The Polish Army has been defeated by the Germans in the initiating event of World War II in Europe. Jews living in occupied Poland are ordered to relocate to population centers. The film's action starts with crowds of Jews from all over the country, Hasidic, assimilated, rich, and poor, being detained in Kraków, and submitting their names to German officials waiting on the station platforms with typewriters and lists.

As this is happening, a newcomer has arrived in Kraków; his name is Oskar Schindler. He is a hitherto unsuccessful businessman from Germany, who has come to Poland with the hope of using the now abundant slave labor force of Jews and Poles to manufacture goods for the German Army. Schindler makes a very good impression with the occupying authorities early on, being a member of the Nazi Party and lavishing gifts and bribes upon the army and SS officials now running southern Poland. He becomes a friend to the SS and Police Leader of Kraków, Julian Scherner, and quickly calls in favors as Schindler begins to establish himself as a businessman in the region.

With military sponsors in his back pocket, he sets out to acquire a factory for the production of enamelware, mainly cookery. He is told he must manufacture goods such as pots, pans, and cooking materials for the war effort. He hasn't the money to buy them, and his administrative skills are dubious at best, but he finds through his contact Itzhak Stern, a functionary in the local Judenrat (Jewish Council) who in turn has contacts with the now underground Jewish business community. Schindler makes the businessmen a deal they cannot refuse: they will loan him the money for the factory, and he will give them a small share of the pots and pans produced. He takes particular pleasure in telling them that they must take him at his word, and that no court would ever uphold a contract between a German and a Jew.

Schindler gets his money and opens the factory. He keeps the Nazis happy and enjoys his new-found wealth, while Stern actually operates the place and uses his position to help his fellow Jews, who have now been confined to a ghetto within Kraków. Workers in Schindler's factory are allowed outside the ghetto, and are certified as "essential workers", guaranteeing that they will not be rounded up at night by the Gestapo. This last point is key, and Stern uses his considerable skills to make sure as many people as possible are deemed "essential" by the Nazi bureaucracy — even children, the elderly, and the infirm: people who would otherwise be rounded up and sent away. Schindler becomes aware of what is going on, and seems embarrassed by the whole arrangement, but takes no action to stop it.

At this point, an SS officer named Amon Göth arrives in Kraków to initiate construction of a labor camp, Płaszów, and to take over control of the ghetto.
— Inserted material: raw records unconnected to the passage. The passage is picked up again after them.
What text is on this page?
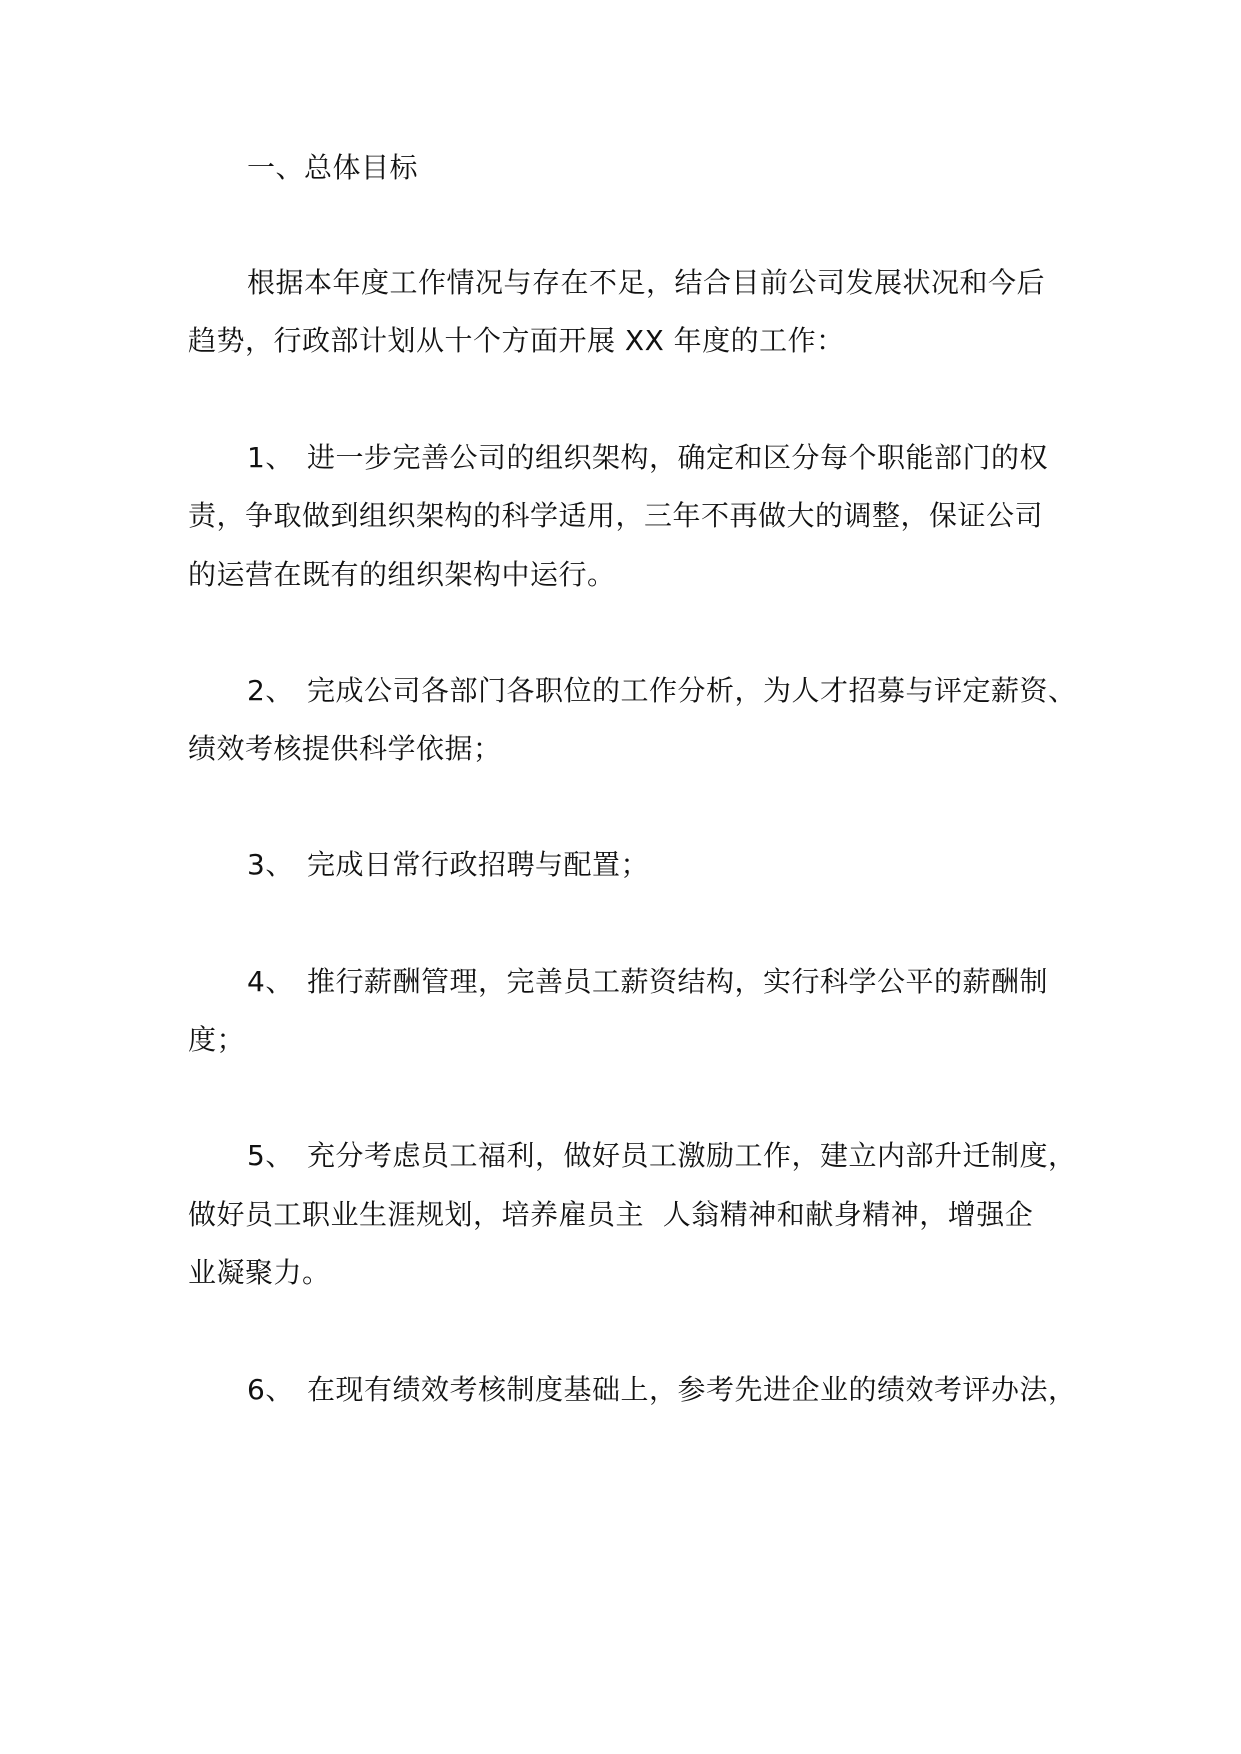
一、总体目标
根据本年度工作情况与存在不足，结合目前公司发展状况和今后
趋势，行政部计划从十个方面开展 XX 年度的工作：
1、 进一步完善公司的组织架构，确定和区分每个职能部门的权
责，争取做到组织架构的科学适用，三年不再做大的调整，保证公司
的运营在既有的组织架构中运行。
2、 完成公司各部门各职位的工作分析，为人才招募与评定薪资、
绩效考核提供科学依据；
3、 完成日常行政招聘与配置；
4、 推行薪酬管理，完善员工薪资结构，实行科学公平的薪酬制
度；
5、 充分考虑员工福利，做好员工激励工作，建立内部升迁制度，
做好员工职业生涯规划，培养雇员主  人翁精神和献身精神，增强企
业凝聚力。
6、 在现有绩效考核制度基础上，参考先进企业的绩效考评办法，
In what is considered by many one of the most disturbing scenes in the film, a Jewish engineer explains that a concrete foundation has been improperly laid, and for this Göth has her shot in the head. He then, in the next breath, orders that everything she requested be done.

In due course, Göth razes the Kraków Ghetto, sending in hundreds of troops to clear the cramped rooms and shooting anyone who refuses or cannot leave. Schindler watches the massacre from the hills overlooking the area, and is profoundly affected. However, he now faces the more immediate problem of how to run his factory without his workers. He meets Göth, befriends him, and convinces him to let him keep his workers for considerable bribes and payoffs. Schindler is now, though reluctantly, sheltering people who have very few skills in his factory.

During the clearing of the ghetto, Schindler sees a girl in a red coat, which is depicted in color against the monochrome frame. Film critics and scholars have suggested the appearance of the girl in the red coat is a "marker" used by Spielberg to denote the transformation of Schindler's personality. The first time she appears, Schindler changes from a cold-hearted businessman into a different person; he makes his first attempts to covertly assist his workers and save them from persecution and death afterwards. With the second appearance of the little girl in red, Schindler makes a further transformation into an altruistic angel whose primary motive is not profit, but rather to save the lives of his workers.